Will Eisner: Shop Talk

Will Eisner: Shop Talk

In the last year, comics pioneer Will Eisner has enjoyed a career renaissance, with more than a dozen new or reprinted works hitting bookstore shelves. The latest installment in the reissue parade is Shop Talk, a collection of prose interviews Eisner conducted with a handful of his best-known contemporaries in the early '80s for The Spirit Magazine and Will Eisner's Quarterly. But, while his comics have withstood the test of time, not all of these interviews follow suit. Eisner is not a journalist, and doesn't pretend to be. He's a chummy but intrusive interviewer who frequently interrupts his subjects to describe his own perspective, history, work process, and opinions. At times, it's not clear who's interviewing whom. The "shop talk" title is accurate; typically, each interview includes several pages of intimate discussions about preferred pens, brushes, inks, and paper, as well as detailed descriptions of the process of assembling a comics page.
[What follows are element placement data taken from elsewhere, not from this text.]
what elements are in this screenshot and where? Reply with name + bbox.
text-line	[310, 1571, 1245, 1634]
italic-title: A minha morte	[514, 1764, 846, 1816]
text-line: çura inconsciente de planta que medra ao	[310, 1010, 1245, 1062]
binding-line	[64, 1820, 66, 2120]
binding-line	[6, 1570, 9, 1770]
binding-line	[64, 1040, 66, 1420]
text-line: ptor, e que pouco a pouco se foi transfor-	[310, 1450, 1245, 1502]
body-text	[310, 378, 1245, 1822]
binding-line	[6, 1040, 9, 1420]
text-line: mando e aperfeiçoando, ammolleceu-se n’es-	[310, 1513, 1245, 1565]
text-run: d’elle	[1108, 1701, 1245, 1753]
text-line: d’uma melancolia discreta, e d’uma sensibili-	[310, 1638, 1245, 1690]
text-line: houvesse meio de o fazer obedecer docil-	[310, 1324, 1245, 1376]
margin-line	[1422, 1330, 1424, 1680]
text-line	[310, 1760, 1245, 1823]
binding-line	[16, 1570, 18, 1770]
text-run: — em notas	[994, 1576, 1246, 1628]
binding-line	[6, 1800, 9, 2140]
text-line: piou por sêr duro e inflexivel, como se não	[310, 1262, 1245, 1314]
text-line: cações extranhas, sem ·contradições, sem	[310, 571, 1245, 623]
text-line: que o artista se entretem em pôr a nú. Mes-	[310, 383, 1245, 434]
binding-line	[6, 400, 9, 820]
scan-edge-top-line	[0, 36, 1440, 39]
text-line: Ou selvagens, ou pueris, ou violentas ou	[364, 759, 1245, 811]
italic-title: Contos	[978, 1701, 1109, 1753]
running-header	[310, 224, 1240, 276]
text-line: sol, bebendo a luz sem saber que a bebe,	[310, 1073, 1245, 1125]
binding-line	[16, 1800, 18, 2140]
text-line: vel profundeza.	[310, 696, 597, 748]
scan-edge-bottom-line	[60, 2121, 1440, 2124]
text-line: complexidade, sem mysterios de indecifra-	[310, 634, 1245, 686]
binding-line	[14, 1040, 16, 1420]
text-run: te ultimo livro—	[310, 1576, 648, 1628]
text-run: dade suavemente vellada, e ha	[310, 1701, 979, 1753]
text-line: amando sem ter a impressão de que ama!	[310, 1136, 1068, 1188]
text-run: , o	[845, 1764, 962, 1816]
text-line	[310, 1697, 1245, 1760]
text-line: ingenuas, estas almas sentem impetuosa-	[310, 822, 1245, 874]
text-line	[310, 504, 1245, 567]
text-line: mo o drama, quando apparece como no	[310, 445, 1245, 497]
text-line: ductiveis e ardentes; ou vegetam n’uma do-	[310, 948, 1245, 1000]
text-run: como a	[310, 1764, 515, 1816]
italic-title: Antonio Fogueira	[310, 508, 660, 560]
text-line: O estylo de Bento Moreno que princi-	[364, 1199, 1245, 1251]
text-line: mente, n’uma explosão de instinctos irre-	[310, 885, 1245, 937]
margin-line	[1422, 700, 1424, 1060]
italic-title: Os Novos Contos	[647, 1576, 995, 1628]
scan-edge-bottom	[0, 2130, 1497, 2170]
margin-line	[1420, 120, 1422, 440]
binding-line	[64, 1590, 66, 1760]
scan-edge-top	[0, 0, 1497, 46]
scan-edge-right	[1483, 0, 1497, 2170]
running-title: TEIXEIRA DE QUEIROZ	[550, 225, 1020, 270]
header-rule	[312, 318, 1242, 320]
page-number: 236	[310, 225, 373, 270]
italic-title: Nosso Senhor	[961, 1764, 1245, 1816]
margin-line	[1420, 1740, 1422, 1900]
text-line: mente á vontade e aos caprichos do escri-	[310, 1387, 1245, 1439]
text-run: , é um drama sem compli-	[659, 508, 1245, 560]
Comics history and industry news, particularly from the '30s through the '50s, is another favorite topic. Comics historians and prospective artists may consider the collection a gold mine, exhaustively packed with nuggets of detail. The general reader, however, is likely to be at sea, especially as Eisner has a habit of turning his conversations away from any heated topic and back to the care of Japanese brushes. While he occasionally expresses a puckish desire for controversy and dispute, he cuts off his subjects when they begin to address topics of true personal feeling, as when Jack Kirby touches on his working relationship with Stan Lee, or "relevant comics" pioneer Neal Adams tries to address social issues and his loathing of work-for-hire. Eisner's subjects—including Gil Kane, Joe Kubert, Joe Simon, Mad pioneers Harvey Kurtzman and Jack Davis, and Terry And The Pirates creator Milton Caniff—are well-chosen and generally well-spoken, though Caniff seems most like Eisner's ideal conversation partner. Their brisk chat, which focuses on the nuts and bolts of comics creation, shared acquaintances, shared memories, and general agreement about everything, is everything Shop Talk most wants to be: an intimate, near-voyeuristic portrait of two peers comfortably chatting about narrow topics of mutual interest. Individual readers are going to have to decide for themselves whether they'd want to be flies on the wall for the meetings of these minds.